Cross-merchandised Jonathan Adler Happy Chic areas bracketed the main entrance to the department, with bright, clever signage and smart fixturing, mixing bed and bath with tableware and accessories like lamps and lighting.

Just to the side was a Martha Stewart Celebrations paper and party goods area, set for July 4th, a vision in red, white and blue.

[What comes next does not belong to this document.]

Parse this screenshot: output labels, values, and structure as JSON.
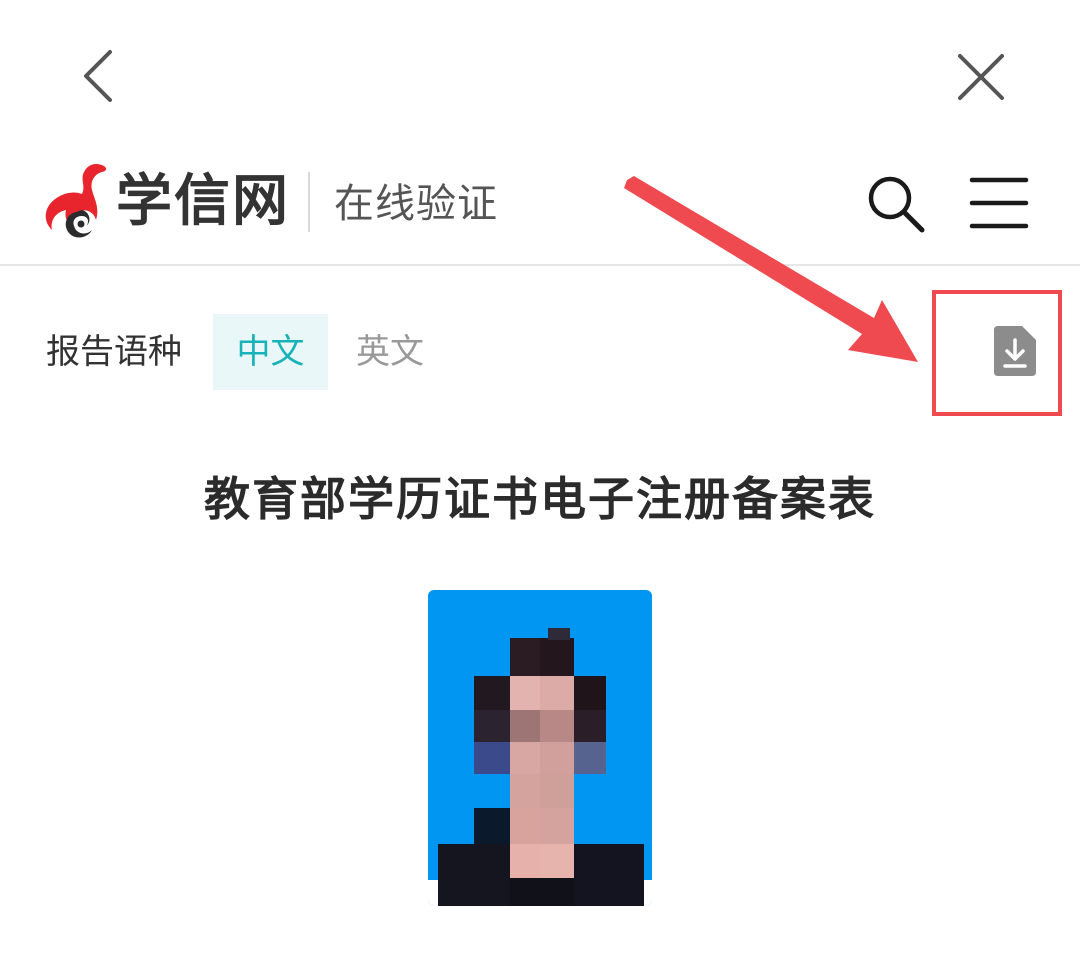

Once inside the department, a shopper was greeted with a test kitchen area, complete with looped videos and worktables for demonstrators and participants. Just off the kitchen was an offering of Martha Pantry food, including pasta, spices, marinades and even peanut butter and jelly. The packaging was as sophisticated as anything at an Apple store. To the right was an outstanding tabletop and housewares area, with mannequins and eye-catching graphics. Sophie Conran tabletop was nicely set on low tables along the main drive aisle and the feeling of openness and spaciousness was in stark contrast to what you would see at the other end of the mall at Macy’s or Dillard’s.

Turn around and walk to the soft home area, again set with low fixtures and neon signage, calling attention to themes like Sleep and Dream.

Much of the bed and bath area was branded Everyday, Ron-speak for the Martha-developed product he wasn’t allowed to sell under her name pending the outcome of the legal tug-of-war with Macy’s. Again, the packaging, the colors and the patterns would look every bit at home at Crate and Barrel or Target on its best day as it did on the Penney floor.

All in all, it was an amazing pleasure to shop. Too bad, I was one of only three people doing so.

The Mike Makeover

And that’s where Mike Ullman comes back into the picture because as brilliant as the department looks, it will no doubt be a train wreck on the bottom line. If Johnson made many mistakes, hardly anybody – including Johnson himself – will argue that his biggest one was trying to do too much too quickly. The shopper who would love this new Penney home department and would spend money there is nowhere near the store. She hadn’t stepped foot there in years. And the customers who were in the store would look at most of this and just shake their heads wondering if they had stumbled into a different time dimension.

Even if they could get the right shopper into the store, she would clean out the place in a weekend. Inventory levels across the entire department seemed to be on NutriSlim. I watched as the salesperson had to take the display item from the shelf to complete the sale – of a pair of tumblers.

Nor were all the systems exactly in place to do business. An inquiry to find the price on an item in housewares stymied the salesperson who couldn’t even find it on her computer system much less find the price. No matter, there was no back-up inventory at all on this item.

And while that spacious layout and floor plan was a delight, it has to be a sales-per-square-foot productivity nightmare. With main aisles wide enough to drive a UPS truck through and low tables incapable of holding more than just a few pieces of any given SKU, this is not a store designed to do Saturday business. It’s doubtful it could handle a rainy Tuesday.

Johnson kept saying, wait until you see what we’re working on, it’s going to be amazing. And he was right – it is amazing. But Ullman has to find a way to return Penney to profitability – and return customers to the store and this home department ain’t going to do it. So, before it fades away into the retailing mist, get yourself to Penney’s. We’ll not ever see its likes again.

Warren Shoulberg is editorial director of several home furnishings business publications. He loved the new Penney home store so much that he tried to buy something there…but they were out of stock on it.